For the first two years after I was diagnosed with glaucoma, I had my eye pressure checked once every six months. I was under the impression that eye pressure is fairly steady and that large fluctuations are unusual. I certainly did not expect that I would experience very large fluctuations in eye pressure within very short periods of time (such as minutes). However, fluctuations in my eye pressure are something I have observed frequently over the course of collecting more than 18,000 eye pressure measurements.
I have seen my eye pressure almost double within about 10 minutes. I have also seen it nearly halve within about 10 or 15 minutes (particularly as a result of exercise). I would prefer to minimize such fluctuations. In particular, I try to do everything I can to eliminate large upward fluctuations in my eye pressure. So I am seeing these large changes in spite of my efforts to minimize them.
Sometimes I feel these fluctuations must be related to my unique situation. After all, I have pigmentary glaucoma and it seems reasonable that people with primary open angle glaucoma (POAG) might experience something different. However, when I mentioned this concept to an expert in the field, he said there was no reason to suspect differences of this nature between pigmentary glaucoma patients and those with POAG. Therefore, my current assumption is that many glaucoma patients could experience the rapid fluctuations in eye pressure that I do.
A couple days ago a friend sent me some of her eye pressure measurements. At 7:24 AM her eye pressure was 17.0 in her right eye. She checked it again 12 minutes later and it had jumped to 24.3! (She was rushing to get ready to go to the airport and taking care of a few other things.) Even though her situation is very different from my own (she has POAG, for example), her eye pressure fluctuations reminded me of exactly the kinds of eye pressure fluctuations I see in my own monitoring.
There have been days when I have measured my eye pressure over 200 times because I wanted to really understand the nature of quick changes like this. Some times I have collect 10 or even 18 measurements in rapid-fire succession while trying to monitor the rate of change in my eye pressure. After collecting so many eye pressure measurements, I recognize a very clear pattern. With about 90% certainty, I know which activities and situations will raise my eye pressure and which ones will lower my eye pressure.
It is important to note that I use a Reichert AT555 tonometer for most of my eye pressure measurements. This is a non-contact tonometer. This particular tonometer has been shown to be comparable to Goldman applanation tonometry. It is considered very accurate, with a small caveat or two. In particular, when eye pressure is very low, the AT555 seems to report a lower value than Goldman and when eye pressure is above normal, the AT555 seems to report a higher value than Goldman. I think it is impossible to say which instrument is giving the more accurate value in these cases, but I do believe one sees a larger range of eye pressure values when using a non-contact tonometer for eye pressure measurements.
In regard to eye pressure, the most unexpected situation I can imagine is for my eye pressure to be unchanged at different times of the day or under different circumstances. Everyone knows blood pressure fluctuates with the conditions of the moment, but my eye pressure fluctuates far more than my blood pressure. (I assume that is related to the fact that I have glaucoma.)
I recently learned about the methods used in the Quaranta study to calculate a diagnostic value called diastolic ocular perfusion pressure (DOPP). Diastolic ocular perfusion pressure is simply the difference between diastolic blood pressure (the bottom number) and eye pressure.

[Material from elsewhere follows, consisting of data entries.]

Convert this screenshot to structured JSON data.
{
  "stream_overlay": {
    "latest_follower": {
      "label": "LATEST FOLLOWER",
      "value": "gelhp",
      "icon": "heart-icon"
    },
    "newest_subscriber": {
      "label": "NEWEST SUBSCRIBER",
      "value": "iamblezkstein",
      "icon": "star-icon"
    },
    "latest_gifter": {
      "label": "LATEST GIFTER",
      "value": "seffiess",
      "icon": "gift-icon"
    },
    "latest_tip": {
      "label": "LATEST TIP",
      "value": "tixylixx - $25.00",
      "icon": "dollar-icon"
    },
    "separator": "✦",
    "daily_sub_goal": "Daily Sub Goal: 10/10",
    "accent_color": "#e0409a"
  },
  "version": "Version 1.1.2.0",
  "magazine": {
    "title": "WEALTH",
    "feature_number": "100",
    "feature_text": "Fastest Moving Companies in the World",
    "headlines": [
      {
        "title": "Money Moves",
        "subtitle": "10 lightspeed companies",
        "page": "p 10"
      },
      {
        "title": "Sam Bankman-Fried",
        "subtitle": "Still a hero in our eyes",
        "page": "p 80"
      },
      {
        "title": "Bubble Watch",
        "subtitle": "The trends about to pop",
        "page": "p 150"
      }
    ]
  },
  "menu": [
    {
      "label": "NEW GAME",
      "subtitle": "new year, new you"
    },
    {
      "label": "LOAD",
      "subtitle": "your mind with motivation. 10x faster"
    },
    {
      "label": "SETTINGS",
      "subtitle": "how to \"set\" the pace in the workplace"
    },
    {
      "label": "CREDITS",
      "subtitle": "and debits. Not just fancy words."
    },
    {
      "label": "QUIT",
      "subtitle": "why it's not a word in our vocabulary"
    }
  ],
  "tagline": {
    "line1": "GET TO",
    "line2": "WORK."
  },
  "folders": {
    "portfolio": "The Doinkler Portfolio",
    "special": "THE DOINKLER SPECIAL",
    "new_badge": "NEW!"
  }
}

In the eye, critical areas such as the optic nerve head can be deprived of blood flow if the eye pressure becomes too high in relationship to the blood pressure. In other words, even if one has normal eye pressure, low blood pressure could result in critical structures in the eye (such as the optic nerve head) receiving inadequate perfusion. That's why researchers are looking at the relationship between eye pressure and blood pressure. Of course, it is the instantaneous difference in these pressures that determines perfusion. Comparing average values of these two pressurescould be meaningless (if ocular perfusion changes over a range of values).
It has been proposed that vascular risk factors are among the major precipitating factors that lead to the death of optic nerve cells in glaucoma, so the difference in blood pressure and eye pressure is of great importance. Again, since it is the relationship between these two pressures at any moment in time that matters, comparing my blood pressure from yesterday afternoon with my eye pressure from today seems meaningless. Yet that is exactly what was done in the Quaranta study - the diastolic blood pressure and the eye pressure were measured on two different days. These temporally unrelated values were used to calculate a number that is only valid for the relationship between two pressure measurements taken at the same time.
I would like to learn more about why the particular methodology used in the Quaranta study was employed. I assume it may have been used because it has been reported that the eye maintains perfusion over a range of values until a threshold is reached. However, by running some back-of-the-napkin calculations, it seems that my own eye pressure (up to 25) and blood pressure (down to 90/50) come close enough to this threshold that the fluctuations of both those pressures would be an important consideration. Furthermore, I tend to question whether the relationship between blood pressure and eye pressure matters only above a threshold and whether that threshold is a constant.